When Menard visited Africa in 2008, he came to the realization that traditional aid to developing countries, while well intentioned, wasn’t working. He describes what he saw in Tanzania as “broken links in the economic chain” of that country. For example, small farmers were growing a lot of food, but there was a breakdown in the system of transporting it to market and selling it.
Originally educated as a biochemist, Menard has been involved in business development and consulting for nearly 30 years. After Sept. 11, 2001, he was instrumental in the effort to design a system for the logistics and security of hauling debris away from the World Trade Center site.
While in Africa, Menard realized that business development is the key to success for developing countries. “It’s Development 101,” he says. He started up Cheetah Development, a non-profit company here in Minnesota that invests in small- to mid-sized for-profit business ventures in Africa.
“There is a better way than handouts,” says Menard. “What we’re doing is helping them unlock their own resources, so they can feed themselves, clothe themselves and send their own kids to school.”
Discipline and profit
Cheetah Development is based on the premise that the discipline required to turn a profit will help these business owners develop the skills necessary for long-term success. Menard sees a gap between existing large-scale venture capital and microfinance in the developing world. He calls this “the missing middle” and believes this is where investment capital is most needed. Cheetah’s projects will focus on the $5,000 to $500,000 range of business size.
Cheetah has already begun a handful of projects in Tanzania, mostly involving transportation, preservation and distribution of foods. The most visible of these so far is the bicycle project.
In Tanzania, bikes are used for far more than transporting people – they are trucks for moving goods. Farmers add structure to the frame of an ordinary bike and pile on hundreds of pounds of food and other items to transport to market. Sometimes they get so heavy that they can’t even be ridden and are used as something like a wheelbarrow. Regular bicycles aren’t built for this kind of stress and often break.

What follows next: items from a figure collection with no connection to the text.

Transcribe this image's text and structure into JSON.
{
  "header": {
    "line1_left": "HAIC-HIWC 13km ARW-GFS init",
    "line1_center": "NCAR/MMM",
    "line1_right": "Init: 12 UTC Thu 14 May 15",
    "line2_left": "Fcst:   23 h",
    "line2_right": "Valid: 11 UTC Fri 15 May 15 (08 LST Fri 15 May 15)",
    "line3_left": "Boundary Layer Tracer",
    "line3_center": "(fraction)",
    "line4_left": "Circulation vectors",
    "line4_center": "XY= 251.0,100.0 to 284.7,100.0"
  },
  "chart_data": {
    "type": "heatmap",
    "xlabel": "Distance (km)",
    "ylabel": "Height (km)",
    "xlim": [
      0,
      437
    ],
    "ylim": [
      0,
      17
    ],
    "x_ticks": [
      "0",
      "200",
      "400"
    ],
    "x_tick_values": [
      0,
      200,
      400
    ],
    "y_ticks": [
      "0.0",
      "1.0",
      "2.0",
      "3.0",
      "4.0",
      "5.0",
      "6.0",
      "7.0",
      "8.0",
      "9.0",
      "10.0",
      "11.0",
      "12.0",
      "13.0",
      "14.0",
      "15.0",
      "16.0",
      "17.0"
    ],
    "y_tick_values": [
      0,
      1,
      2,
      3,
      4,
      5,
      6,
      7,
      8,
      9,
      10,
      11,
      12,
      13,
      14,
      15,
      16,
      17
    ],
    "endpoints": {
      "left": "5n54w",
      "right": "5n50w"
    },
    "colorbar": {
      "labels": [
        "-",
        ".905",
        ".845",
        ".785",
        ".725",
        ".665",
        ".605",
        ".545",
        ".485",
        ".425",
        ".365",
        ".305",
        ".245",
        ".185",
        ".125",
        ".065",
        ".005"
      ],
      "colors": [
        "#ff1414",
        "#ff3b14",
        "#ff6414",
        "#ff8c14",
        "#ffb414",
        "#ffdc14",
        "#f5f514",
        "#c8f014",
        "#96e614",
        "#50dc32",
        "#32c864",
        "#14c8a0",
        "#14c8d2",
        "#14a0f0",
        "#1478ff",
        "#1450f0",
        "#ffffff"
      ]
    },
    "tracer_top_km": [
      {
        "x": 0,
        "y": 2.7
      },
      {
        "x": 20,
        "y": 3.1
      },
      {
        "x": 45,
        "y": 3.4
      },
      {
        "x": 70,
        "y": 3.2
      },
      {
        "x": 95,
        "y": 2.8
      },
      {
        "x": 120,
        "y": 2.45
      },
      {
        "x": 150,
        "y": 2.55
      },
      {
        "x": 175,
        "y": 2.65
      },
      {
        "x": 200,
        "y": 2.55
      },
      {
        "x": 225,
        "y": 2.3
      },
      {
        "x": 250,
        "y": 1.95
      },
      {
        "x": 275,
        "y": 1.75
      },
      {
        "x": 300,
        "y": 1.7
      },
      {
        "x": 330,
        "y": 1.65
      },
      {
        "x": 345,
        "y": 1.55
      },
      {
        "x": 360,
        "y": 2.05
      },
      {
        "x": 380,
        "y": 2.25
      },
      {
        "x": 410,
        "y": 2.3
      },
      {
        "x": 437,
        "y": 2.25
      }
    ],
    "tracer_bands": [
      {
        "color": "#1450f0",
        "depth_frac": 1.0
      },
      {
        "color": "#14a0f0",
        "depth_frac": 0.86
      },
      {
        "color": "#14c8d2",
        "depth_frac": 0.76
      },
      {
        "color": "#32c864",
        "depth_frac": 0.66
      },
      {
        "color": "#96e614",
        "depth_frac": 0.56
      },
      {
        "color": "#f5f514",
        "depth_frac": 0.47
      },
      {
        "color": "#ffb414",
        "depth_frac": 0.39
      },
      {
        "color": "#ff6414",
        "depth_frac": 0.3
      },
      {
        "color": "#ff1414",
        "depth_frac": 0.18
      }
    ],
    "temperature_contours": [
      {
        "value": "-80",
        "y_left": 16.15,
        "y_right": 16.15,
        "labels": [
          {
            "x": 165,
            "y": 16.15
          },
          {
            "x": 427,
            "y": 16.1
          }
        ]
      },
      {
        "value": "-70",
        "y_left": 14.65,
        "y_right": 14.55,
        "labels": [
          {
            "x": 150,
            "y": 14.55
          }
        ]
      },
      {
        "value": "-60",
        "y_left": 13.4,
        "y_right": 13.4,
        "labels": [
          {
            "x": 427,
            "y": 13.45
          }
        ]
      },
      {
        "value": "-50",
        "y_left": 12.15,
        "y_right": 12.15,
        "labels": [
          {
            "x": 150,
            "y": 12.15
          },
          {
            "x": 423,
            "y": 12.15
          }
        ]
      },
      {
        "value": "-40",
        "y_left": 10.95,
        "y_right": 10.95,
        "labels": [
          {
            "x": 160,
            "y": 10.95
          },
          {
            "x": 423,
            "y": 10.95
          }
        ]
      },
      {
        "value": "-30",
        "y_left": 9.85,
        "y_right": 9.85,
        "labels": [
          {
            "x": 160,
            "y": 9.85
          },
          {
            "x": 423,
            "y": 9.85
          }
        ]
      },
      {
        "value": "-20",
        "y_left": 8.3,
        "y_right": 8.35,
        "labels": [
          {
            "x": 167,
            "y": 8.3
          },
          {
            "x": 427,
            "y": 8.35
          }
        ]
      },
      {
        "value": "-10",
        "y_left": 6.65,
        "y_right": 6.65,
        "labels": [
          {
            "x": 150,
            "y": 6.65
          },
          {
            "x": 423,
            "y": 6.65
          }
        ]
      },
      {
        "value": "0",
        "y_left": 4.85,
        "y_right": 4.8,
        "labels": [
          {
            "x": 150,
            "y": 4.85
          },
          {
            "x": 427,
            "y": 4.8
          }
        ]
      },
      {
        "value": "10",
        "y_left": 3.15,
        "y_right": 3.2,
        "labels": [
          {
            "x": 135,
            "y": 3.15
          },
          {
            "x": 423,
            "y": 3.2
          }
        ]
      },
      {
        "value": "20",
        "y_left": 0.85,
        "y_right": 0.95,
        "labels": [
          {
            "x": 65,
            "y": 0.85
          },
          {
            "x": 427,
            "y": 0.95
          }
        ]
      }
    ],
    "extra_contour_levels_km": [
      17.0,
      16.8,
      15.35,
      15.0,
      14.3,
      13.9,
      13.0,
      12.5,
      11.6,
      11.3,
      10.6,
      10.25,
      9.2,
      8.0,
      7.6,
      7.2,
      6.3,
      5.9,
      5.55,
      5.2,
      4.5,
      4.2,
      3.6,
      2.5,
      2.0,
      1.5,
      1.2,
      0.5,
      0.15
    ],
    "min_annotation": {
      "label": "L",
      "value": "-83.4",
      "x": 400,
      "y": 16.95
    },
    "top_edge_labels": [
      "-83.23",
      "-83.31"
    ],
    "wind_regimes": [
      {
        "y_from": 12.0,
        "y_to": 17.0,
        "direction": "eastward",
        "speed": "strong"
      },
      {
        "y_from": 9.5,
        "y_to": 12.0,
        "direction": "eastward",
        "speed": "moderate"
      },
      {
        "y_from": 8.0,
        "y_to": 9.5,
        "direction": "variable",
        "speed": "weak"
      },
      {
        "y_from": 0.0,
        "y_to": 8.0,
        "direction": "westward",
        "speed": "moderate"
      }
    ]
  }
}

In keeping with its philosophy, Cheetah Development is planning to build a bike factory in Tanzania that will build ultra-heavy duty bicycles, specifically designed for use by farmers that will bear loads up to 1,000 pounds.
Cheetah has put together a design team of Twin Cities engineers and marketing people from various fields that have volunteered their time and expertise to build a prototype bike as well as design the new factory in Tanzania.
Pam Saylor, a sales manager for Kurt Kinetic, a manufacturer of parts for the bicycle industry, will be in charge of sales. Design and construction of the prototype is being done by Bob Brown, owner of Bob Brown Cycles, a St. Paul custom-frame bike company, Lloyd Keleny, part of the original Rollerblade engineering team, Mark Stonich, owner of Bikesmith Design and Fabrication in Minneapolis, and John Hehre, president and CEO of Creative Processes, Inc. They’ve been working since last spring to build a prototype bike.
Menard hopes to have the first factory in Tanzania up and running in the first quarter of 2011. The factory will be sized based on pre-orders, but he hopes to build several thousand bikes in the first year of production. He’s currently raising money for that effort and for the other projects that are underway.
Menard uses the word catalyst from his biochemistry days — something that facilitates a reaction without getting used up by the reaction — to describe Cheetah Development’s role. He thinks the economic challenges of sub-Saharan Africa present enormous opportunities for investment in the people who live there. Cheetah Development is in the business of teaching fishing (business-building) to the people of Africa to give them the skills to change their own lives.